11.2. However, the Trial Judge in his deliberations at para 9B(iii) at sub paragraphs, (a), (b), (c), (d) and (e), while accepting the said prescriptions to be genuine has observed that ‘the medical terminology used in this prescription has not been explained by the Petitioner’. The Trial Judge has made this observation for three out of four of the prescriptions. In the opinion of this Court, if the Trial Judge required clarification on the medical terminology, it should have called upon the parties to assist the Court and thereafter, on the basis of the clarification received adjudicated on the plea of the landlady. It, therefore, appears to this Court that the Trial Judge has rejected the plea of medical condition pleaded by the landlady on account of its finding quoted above without being fully cognizant of the medical condition of the landlady and this has resulted in miscarriage of justice.

12. In view of the finding returned on the medical requirement, the Trial Judge observed that there was no need to delve further into the other aspects of the matter. Therefore, in the impugned judgment, the Trial Judge has not adjudicated on the plea of insufficiency of the accommodation of the landlady at her current residence, her need for additional accommodation for the married daughter and her plea that her present residence is a joint property owned by her relatives; as well as her plea that her existing residence is located in a commercial area and a noisy neighborhood which is not conducive for a peaceful residence.
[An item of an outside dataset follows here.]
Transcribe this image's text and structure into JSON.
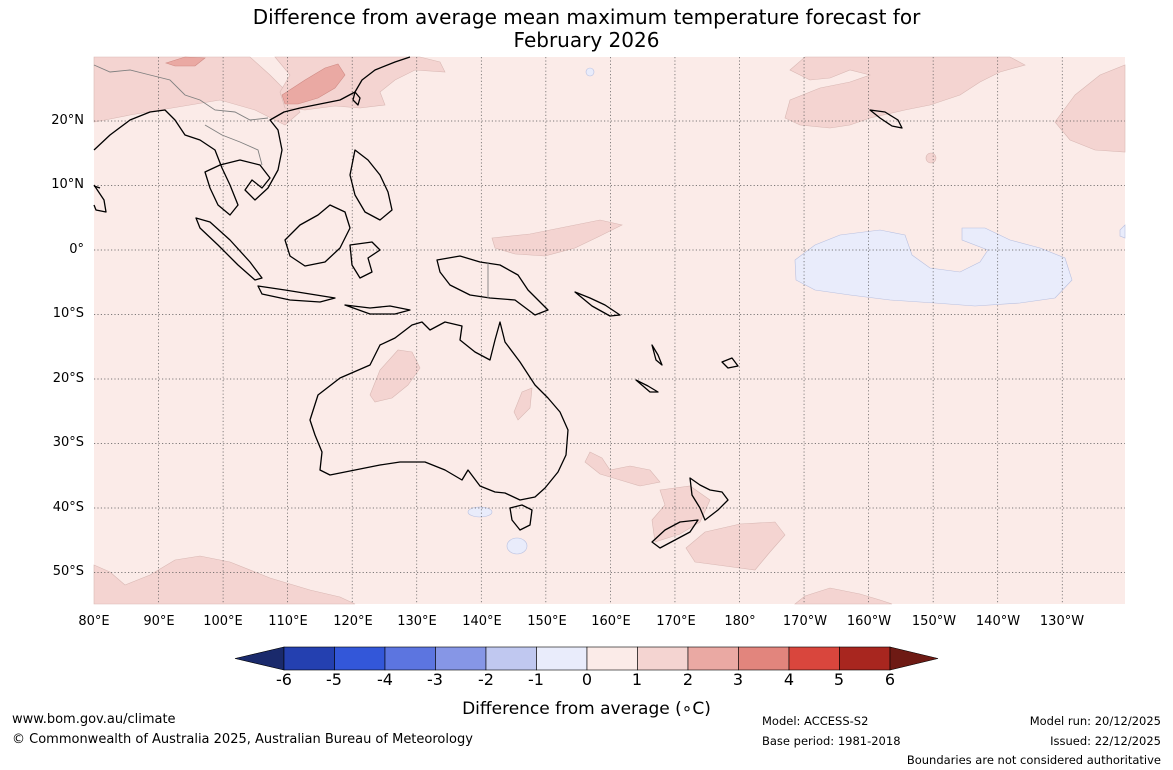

13. This Court, therefore, finds merit in the submissions of the learned counsel for the Petitioner, landlady, that the impugned order be set aside and the matter may be remanded to the Trial Judge for deciding the matter afresh from the stage of final arguments for all the pleas raised by the landlady for her bona fide need. Needless to state, the plea of reasonable alternate accommodation raised by the tenant shall also be adjudicated upon by the Trial Judge.

14. In view of the aforesaid findings of this Court, the impugned judgment dated 20.08.2019, is set aside and the matter is restored to its original number and remanded back to the Court of the Rent Controller (West), Tis Hazari District Courts, Delhi for final arguments.

15. The Registry is directed to have this order placed before the Trial Judge on 09.01.2023 so that a date for hearing can be fixed in this matter. It is further noted that the present eviction petition was filed on 23.03.2015 and considering that one of the pleas raised by the landlady is with respect to her medical condition, this Court requests the Trial Judge to hear the final arguments and pass the final judgment not later than three months from 09.01.2023. The parties are directed to remain present before the Trial Judge on 09.01.2023.

16. The Trial Judge shall pass the final judgment without being influenced by any observation made in this judgment.